Emma has little in common with Austen’s other heroines, but her character parallels a few secondary characters scattered through her novels. In Mansfield Park, Mary Crawford is an accomplished socialite described as “remarkably pretty” (32) and, with twenty-thousand pounds, financially stable. Miss Crawford is one of Austen’s only young, female characters other than Emma who possess good societal standing, wealth and beauty from the beginning of her respective novel. While a fundamental difference exists between the two characters in that Miss Crawford is actively pursuing marriage, her similarity to Emma cannot be overlooked. Do you agree that marked similarities exist between these two characters? If so, how is Austen commenting on marriage given the different positions that Mary Crawford and Emma Woodhouse take on the subject?
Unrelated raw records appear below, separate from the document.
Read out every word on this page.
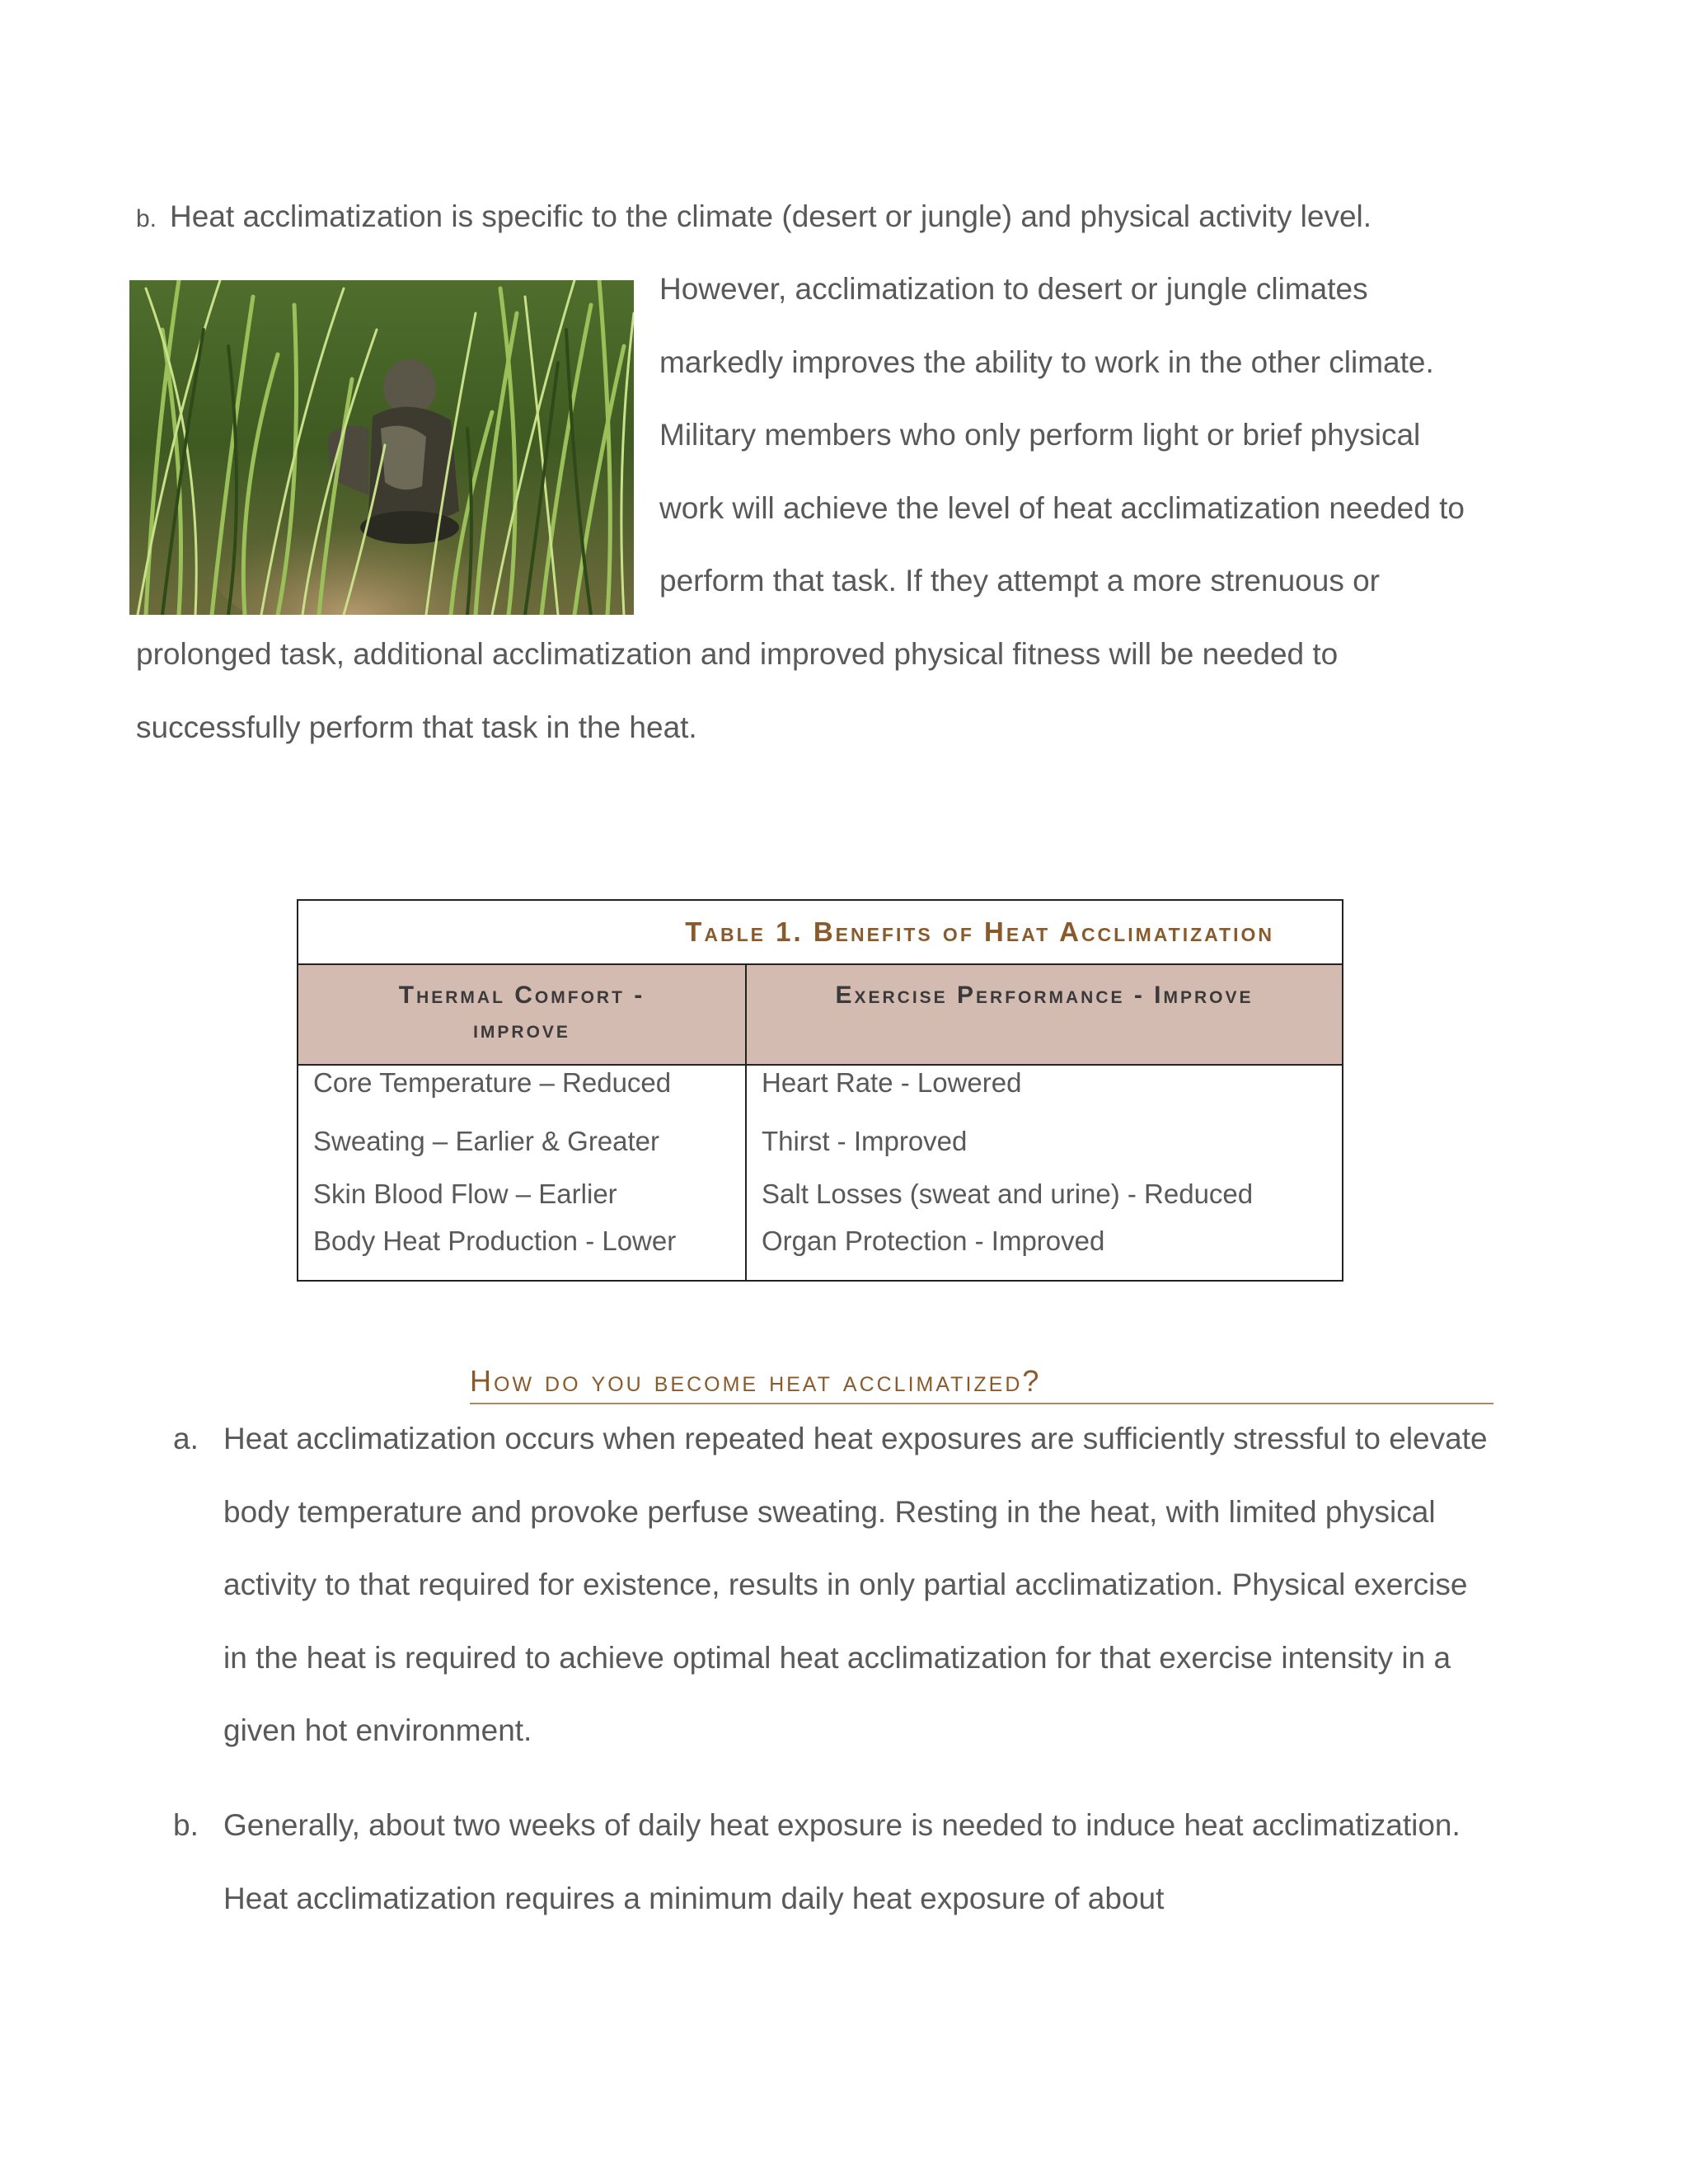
b. Heat acclimatization is specific to the climate (desert or jungle) and physical activity level.

However, acclimatization to desert or jungle climates markedly improves the ability to work in the other climate. Military members who only perform light or brief physical work will achieve the level of heat acclimatization needed to perform that task. If they attempt a more strenuous or

prolonged task, additional acclimatization and improved physical fitness will be needed to successfully perform that task in the heat.

Table 1. Benefits of Heat Acclimatization	

Thermal Comfort - improve	Exercise Performance - Improve
Core Temperature – Reduced	Heart Rate - Lowered
Sweating – Earlier & Greater	Thirst - Improved
Skin Blood Flow – Earlier	Salt Losses (sweat and urine) - Reduced
Body Heat Production - Lower	Organ Protection - Improved
How do you become heat acclimatized?
a. Heat acclimatization occurs when repeated heat exposures are sufficiently stressful to elevate body temperature and provoke perfuse sweating. Resting in the heat, with limited physical activity to that required for existence, results in only partial acclimatization. Physical exercise in the heat is required to achieve optimal heat acclimatization for that exercise intensity in a given hot environment.

b. Generally, about two weeks of daily heat exposure is needed to induce heat acclimatization. Heat acclimatization requires a minimum daily heat exposure of about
Emma’s tendency toward matchmaking reflects the meddlesome and frivolous Mrs. Bennett of Pride and Prejudice. Upon hearing word of “a young man of large fortune from the north of England” (1) is coming to Netherfield, Mrs. Bennett’s mind immediately snaps into matchmaking mode for her four daughters. This moment calls to mind Emma’s tendency toward fixing up “proper” marriages – the first of which the reader finds herself in as the novel opens. Emma continues this matchmaking with Harriet Smith, providing her with guidance of social decorum that mimics the role of a governess. It seems odd that Emma would take such a motherly role toward Harriet when she was under no such obligation. Characters such Miss Taylor and Jane Fairfax had no other financial option than working as governesses. Why do you think Emma take on such a motherly role with Harriet Smith? How does her treatment of Harriet relate to Mrs. Bennett’s treatment of her daughters? Does Emma consider influencing others a leisurely activity or is it meant to show her own unconscious desire to marry? How do Emma’s actions toward matchmaking change throughout the novel and how does this correspond to her motherly treatment toward Harriet?